A large decline in rail carloads, rail intermodal, coupled with smaller declines in trucking and water resulted in the decline in the overall freight index in February, despite an increase in pipeline, according the report. Unusual winter weather played a role in much of this decline in transportation related economic activity. Transportation may also have been impacted by labor issues at West Coast ports.
Year to date, freight shipments measured by the index were down 1.7 percent in February compared to the end of 2014.
The Freight TSI measures the month-to-month changes in freight shipments by mode of transportation in tons and ton-miles, which are combined into one index.
Intermodal volume rises as overall rail traffic dips
U.S. rail traffic for the week ending April 4 was 549,021 carloads and intermodal units, down 1.5 percent compared with the same week last year, the Association of American Railroads (AAR) reports.
Total carloads for the week were down 6.2 percent compared with the same week in 2014, while weekly intermodal volume was up 3.8 percent.
Two of the 10 carload commodity groups posted increases compared with the same week in 2014. They were: grain, up 5.7 percent; and forest products, up 2.3 percent.
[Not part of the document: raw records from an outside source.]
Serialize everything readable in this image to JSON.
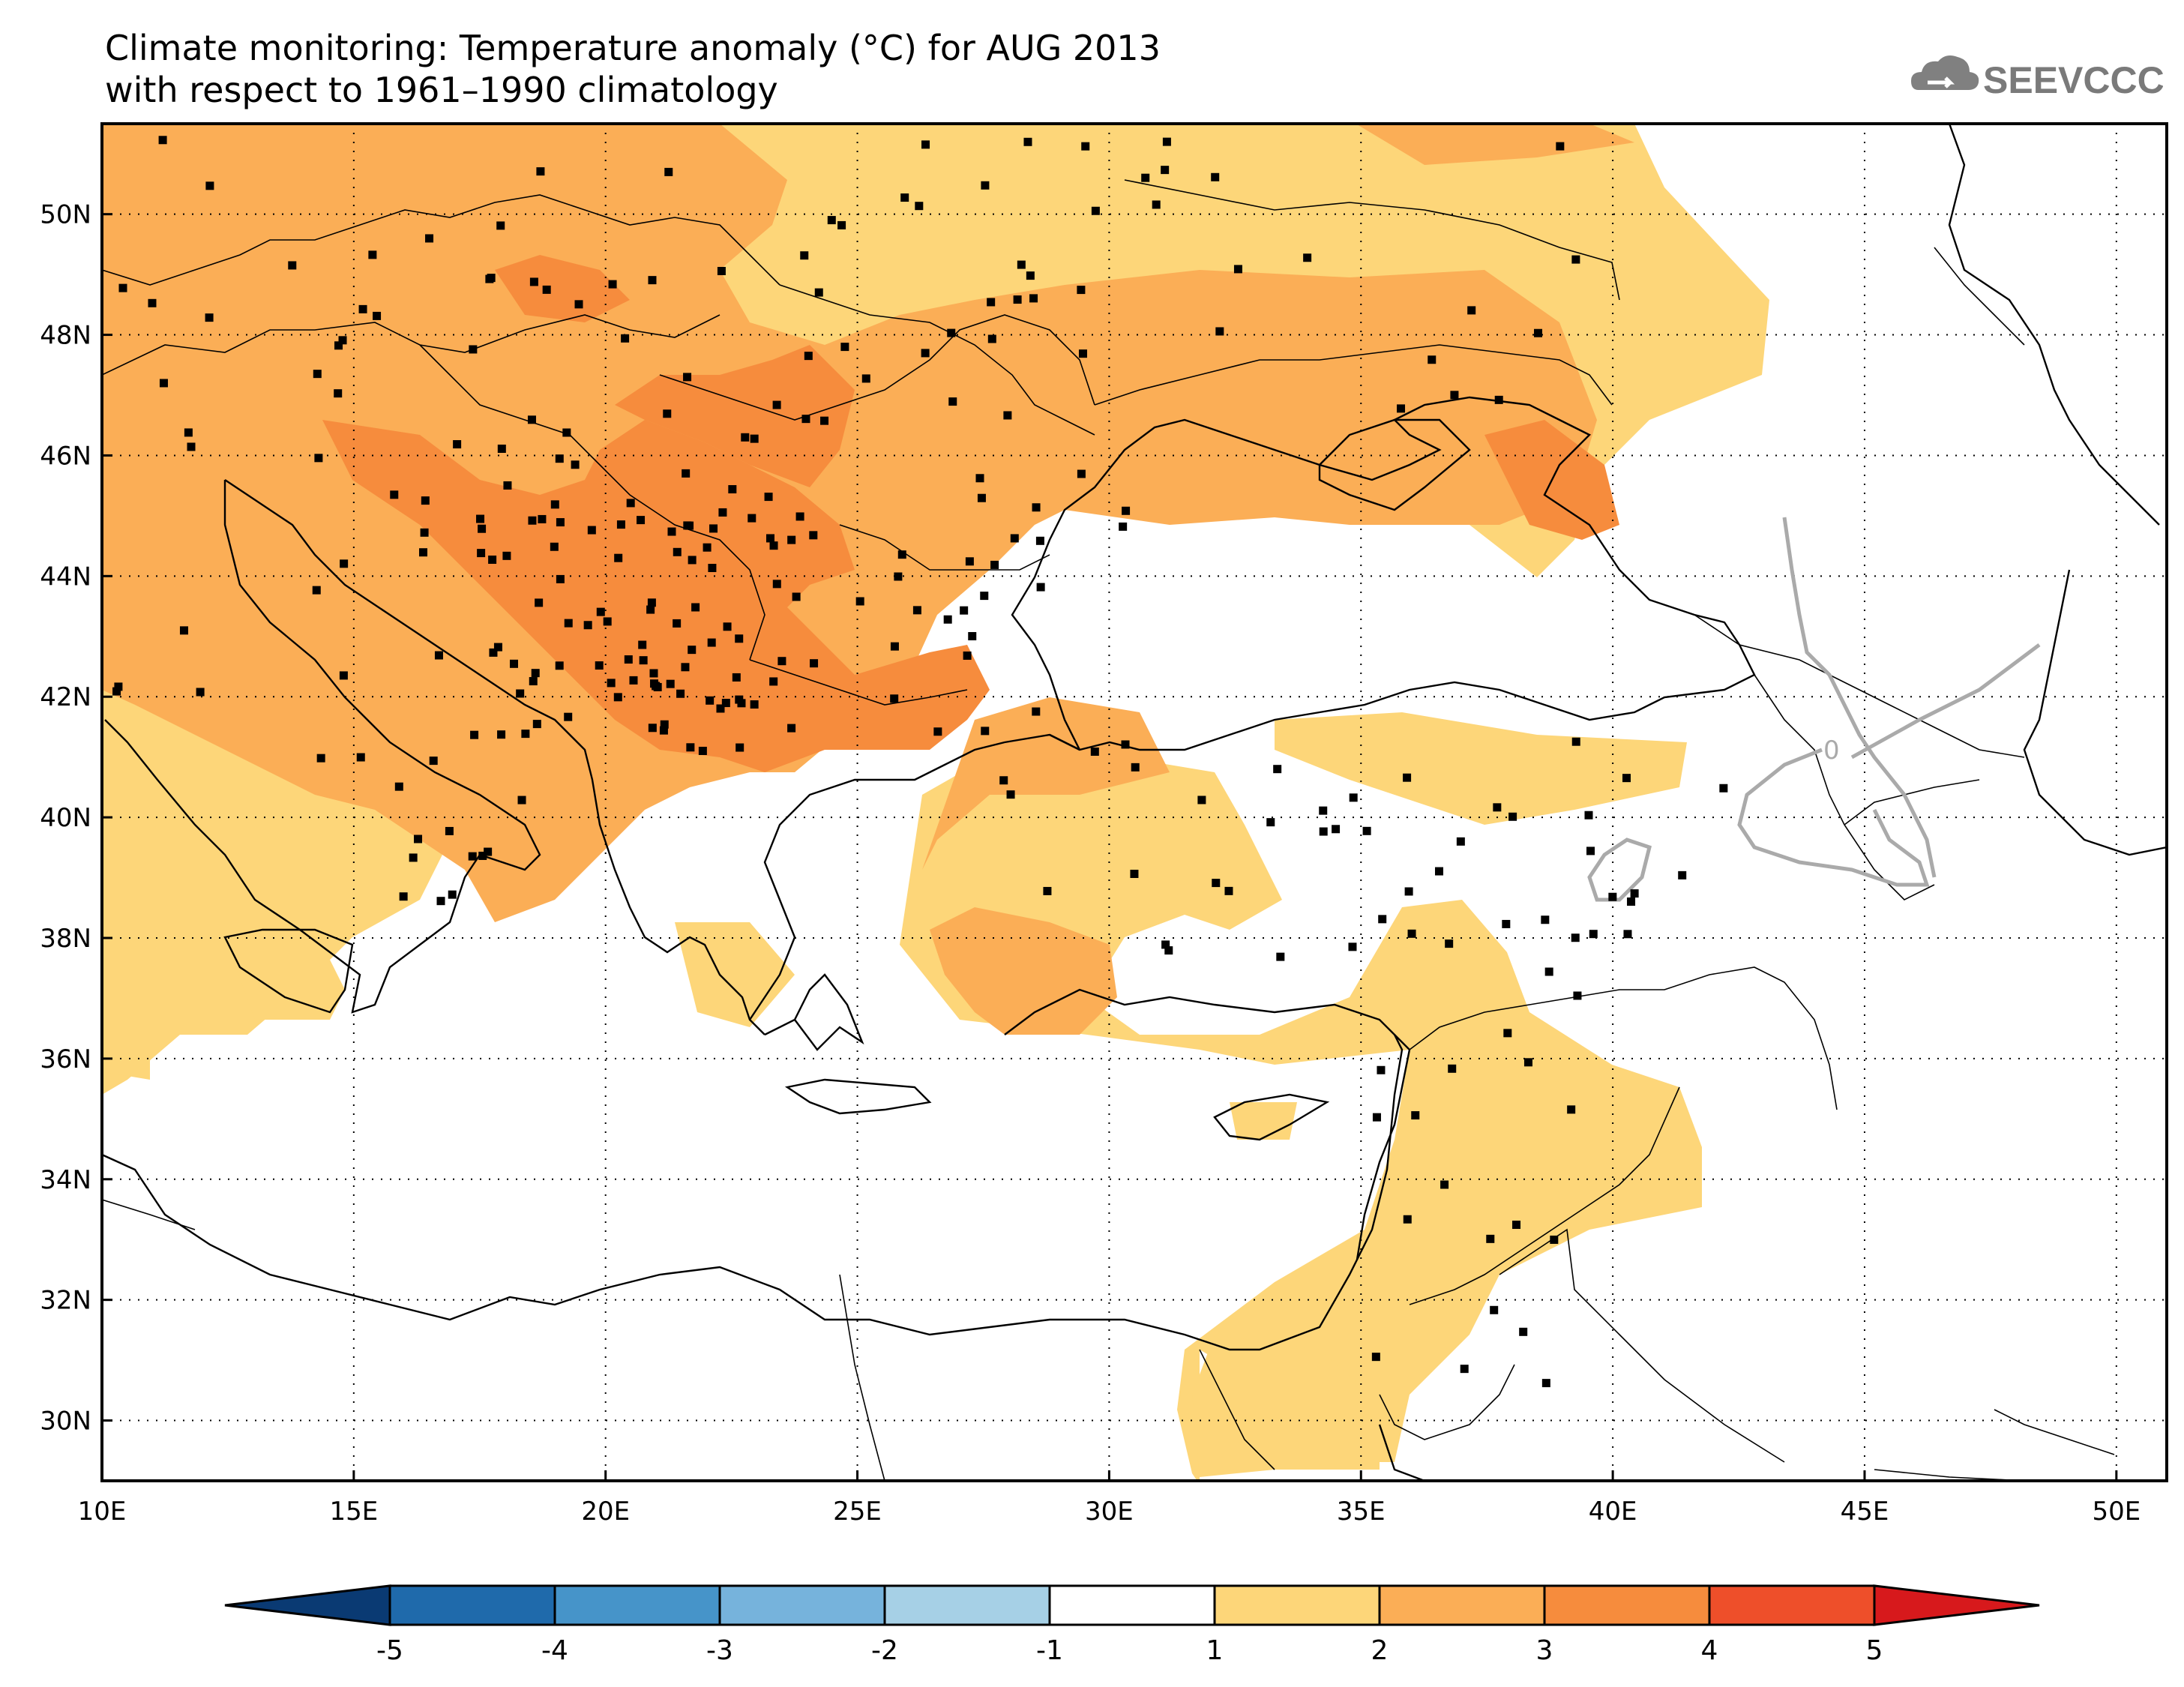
{
  "title": {
    "line1": "Climate monitoring: Temperature anomaly (°C) for AUG 2013",
    "line2": "with respect to 1961–1990 climatology"
  },
  "logo": {
    "text": "SEEVCCC",
    "icon": "cloud-icon"
  },
  "map": {
    "lon_range": [
      10,
      51
    ],
    "lat_range": [
      29,
      51.5
    ],
    "lon_ticks": [
      "10E",
      "15E",
      "20E",
      "25E",
      "30E",
      "35E",
      "40E",
      "45E",
      "50E"
    ],
    "lat_ticks": [
      "30N",
      "32N",
      "34N",
      "36N",
      "38N",
      "40N",
      "42N",
      "44N",
      "46N",
      "48N",
      "50N"
    ],
    "contour_label": "0",
    "grid": "dotted"
  },
  "colorbar": {
    "ticks": [
      "-5",
      "-4",
      "-3",
      "-2",
      "-1",
      "1",
      "2",
      "3",
      "4",
      "5"
    ],
    "colors": [
      "#0a3a73",
      "#1f6aab",
      "#4694c9",
      "#76b3dc",
      "#a6d0e6",
      "#ffffff",
      "#fdd679",
      "#fbae56",
      "#f68c3d",
      "#ee4f2a",
      "#d7191c"
    ]
  },
  "colors": {
    "c1": "#fdd679",
    "c2": "#fbae56",
    "c3": "#f68c3d",
    "c4": "#ee4f2a",
    "land": "#ffffff",
    "contour": "#aaaaaa"
  }
}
Commodity groups that saw decreases during this one week included: coal, down 11.7 percent; metallic ores and metals, down 6.2 percent; and nonmetallic minerals, down 5.2 percent.
For the first 13 weeks of 2015, U.S. railroads reported cumulative volume of 3,644,976 carloads, down 0.2 percent from the same point last year; and 3,289,725 intermodal units, up 0.4 percent from last year. Total combined U.S. traffic for the first 13 weeks of 2015 was up 0.1 percent compared to last year.
Consumer confidence rebounds, but signals mixed
The Conference Board Consumer Confidence Index, which had decreased in February, improved in March. The Index now stands at 101.3 (1985=100), up from 98.8 in February. The Expectations Index increased from 90.0 last month to 96.0 in March. The Present Situation Index, however, decreased from 112.1 in February to 109.1.
“This month’s increase was driven by an improved short-term outlook for both employment and income prospects; consumers were less upbeat about business conditions,” said Lynn Franco, director of Economic Indicators at The Conference Board. “Consumers’ assessment of current conditions declined for the second consecutive month, suggesting that growth may have softened in Q1, and doesn’t appear to be gaining any significant momentum heading into the spring months.”
The percentage of consumers saying business conditions are “good” was unchanged at 26.7 percent, while those claiming business conditions are “bad” increased from 16.7 percent to 19.4 percent. Consumers were mixed in their assessment of the job market. The proportion stating jobs are “plentiful” edged up from 20.3 percent to 20.6 percent, while those claiming jobs are “hard to get” also edged up from 25.1 percent to 25.4 percent.
Consumers’ optimism about the short-term outlook, which had declined last month, rebounded in March. The percentage of consumers expecting business conditions to improve over the next six months decreased slightly, from 17.6 percent to 16.7 percent; however, those expecting business conditions to worsen also fell, from 8.9 percent to 8.0 percent.
Consumers’ outlook for the labor market saw stronger gains. Those anticipating more jobs in the months ahead increased from 13.8 percent to 15.5 percent, while those anticipating fewer jobs declined from 14.8 percent to 13.5 percent. The proportion of consumers expecting growth in their incomes improved from 16.4 percent to 18.4 percent, while the proportion expecting a drop declined from 10.8 percent to 9.9 percent.